HelloWorld: HelloWorld.o
ld -macosx_version_min 11.0.0 -o HelloWorld HelloWorld.o -lSystem -syslibroot `xcrun -sdk macosx --show-sdk-path` -e _start -arch arm64

// This rule compiles the HelloWorld.s assembly file into an object file HelloWorld.o.
HelloWorld.o: HelloWorld.s
as -o HelloWorld.o HelloWorld.s


  • mov : the mov instruction that moves data between registers and memory
// Assembler program to print "Hello World!"
// to stdout.
// X0-X2 - parameters to linux function services
// X16 - linux function number
.global _start // Provide program starting address to linker
.align 3 // To align on a 64-bit boundary, you'd typically use .align 3, which aligns to 2^3 (or 8 bytes).
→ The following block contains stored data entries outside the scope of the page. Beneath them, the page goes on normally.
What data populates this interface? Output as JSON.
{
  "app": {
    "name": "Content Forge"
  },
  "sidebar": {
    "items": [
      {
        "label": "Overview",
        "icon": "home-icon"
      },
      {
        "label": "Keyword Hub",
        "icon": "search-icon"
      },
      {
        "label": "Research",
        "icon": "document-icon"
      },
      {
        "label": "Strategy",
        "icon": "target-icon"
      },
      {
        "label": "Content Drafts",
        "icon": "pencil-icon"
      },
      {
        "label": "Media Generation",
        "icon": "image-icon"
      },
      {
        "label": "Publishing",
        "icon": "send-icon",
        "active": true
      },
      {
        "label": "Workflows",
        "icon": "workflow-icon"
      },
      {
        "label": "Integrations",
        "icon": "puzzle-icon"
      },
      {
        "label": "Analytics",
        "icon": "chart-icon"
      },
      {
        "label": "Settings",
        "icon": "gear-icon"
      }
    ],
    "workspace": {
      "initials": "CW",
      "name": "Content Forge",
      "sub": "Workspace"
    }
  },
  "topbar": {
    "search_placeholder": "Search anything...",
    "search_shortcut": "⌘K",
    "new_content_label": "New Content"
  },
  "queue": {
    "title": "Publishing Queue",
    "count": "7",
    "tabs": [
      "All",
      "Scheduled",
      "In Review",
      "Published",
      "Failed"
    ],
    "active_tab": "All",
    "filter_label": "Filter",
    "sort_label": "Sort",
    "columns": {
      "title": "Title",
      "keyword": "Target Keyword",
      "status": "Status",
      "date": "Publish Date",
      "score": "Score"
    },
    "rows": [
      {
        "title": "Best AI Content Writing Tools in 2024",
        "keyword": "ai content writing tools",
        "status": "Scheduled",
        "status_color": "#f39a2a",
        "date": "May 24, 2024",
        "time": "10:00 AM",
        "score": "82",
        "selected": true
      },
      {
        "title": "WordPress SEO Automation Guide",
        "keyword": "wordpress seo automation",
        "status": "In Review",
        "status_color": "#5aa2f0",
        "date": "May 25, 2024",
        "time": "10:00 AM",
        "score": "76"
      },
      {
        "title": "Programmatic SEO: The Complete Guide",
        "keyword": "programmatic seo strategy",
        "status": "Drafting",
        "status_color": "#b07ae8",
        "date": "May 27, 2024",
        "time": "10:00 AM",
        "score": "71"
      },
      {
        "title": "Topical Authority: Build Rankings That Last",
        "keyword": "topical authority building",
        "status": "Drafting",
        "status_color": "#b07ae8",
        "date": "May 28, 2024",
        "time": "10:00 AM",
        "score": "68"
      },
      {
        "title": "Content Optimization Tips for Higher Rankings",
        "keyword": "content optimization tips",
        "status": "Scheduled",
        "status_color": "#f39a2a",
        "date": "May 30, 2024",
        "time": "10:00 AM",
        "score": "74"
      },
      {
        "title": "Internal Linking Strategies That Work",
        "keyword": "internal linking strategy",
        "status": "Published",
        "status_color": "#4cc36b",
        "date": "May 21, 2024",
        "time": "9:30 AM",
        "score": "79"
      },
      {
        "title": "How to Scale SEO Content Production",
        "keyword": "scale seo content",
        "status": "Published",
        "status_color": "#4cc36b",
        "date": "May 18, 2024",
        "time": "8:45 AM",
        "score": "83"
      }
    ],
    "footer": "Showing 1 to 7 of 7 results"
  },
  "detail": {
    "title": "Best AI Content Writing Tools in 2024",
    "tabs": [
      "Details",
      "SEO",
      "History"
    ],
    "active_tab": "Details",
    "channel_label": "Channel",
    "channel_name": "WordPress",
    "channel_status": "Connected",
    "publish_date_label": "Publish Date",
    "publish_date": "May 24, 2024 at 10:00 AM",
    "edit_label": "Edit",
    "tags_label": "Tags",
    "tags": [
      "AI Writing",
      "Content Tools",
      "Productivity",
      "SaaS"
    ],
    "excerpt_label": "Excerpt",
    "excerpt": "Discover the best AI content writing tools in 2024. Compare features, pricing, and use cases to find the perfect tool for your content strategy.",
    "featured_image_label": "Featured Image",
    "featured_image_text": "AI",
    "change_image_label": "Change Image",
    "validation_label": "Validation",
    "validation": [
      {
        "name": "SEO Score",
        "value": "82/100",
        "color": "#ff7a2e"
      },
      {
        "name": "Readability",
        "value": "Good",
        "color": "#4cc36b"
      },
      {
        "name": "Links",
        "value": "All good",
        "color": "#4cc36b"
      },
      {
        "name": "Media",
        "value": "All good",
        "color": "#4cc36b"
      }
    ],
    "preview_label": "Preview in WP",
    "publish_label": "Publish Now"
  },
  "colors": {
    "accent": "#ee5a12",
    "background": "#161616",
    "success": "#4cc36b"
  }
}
// Setup the parameters to print hello world
// and then call Linux to do it.

_start: mov X0, #1 // 1 = StdOut
// setting X0 registers to 1, which represents the file descriptor for stdout
adr X1, helloworld // string to print
// reads the instruction sets the X1 register to the address of the `helloworld` string
mov X2, #13 // length of our string
// This sets X2 register to 13, which is the length of the "Hello World!\n" string.
mov X16, #4 // MacOS write system call
svc 0 // Call linux to output the string
// This instruction triggers a system call.
// It tells the OS to perform the system call specified by the value in the X16 register.

// Setup the parameters to exit the program
// and then call Linux to do it.

mov X0, #0 // Use 0 return code
mov X16, #1 // Service command code 1 terminates this program
svc 0 // Call MacOS to terminate the program

helloworld: .ascii "Hello World!\n"

Running the code

./HelloWorld # Hello World!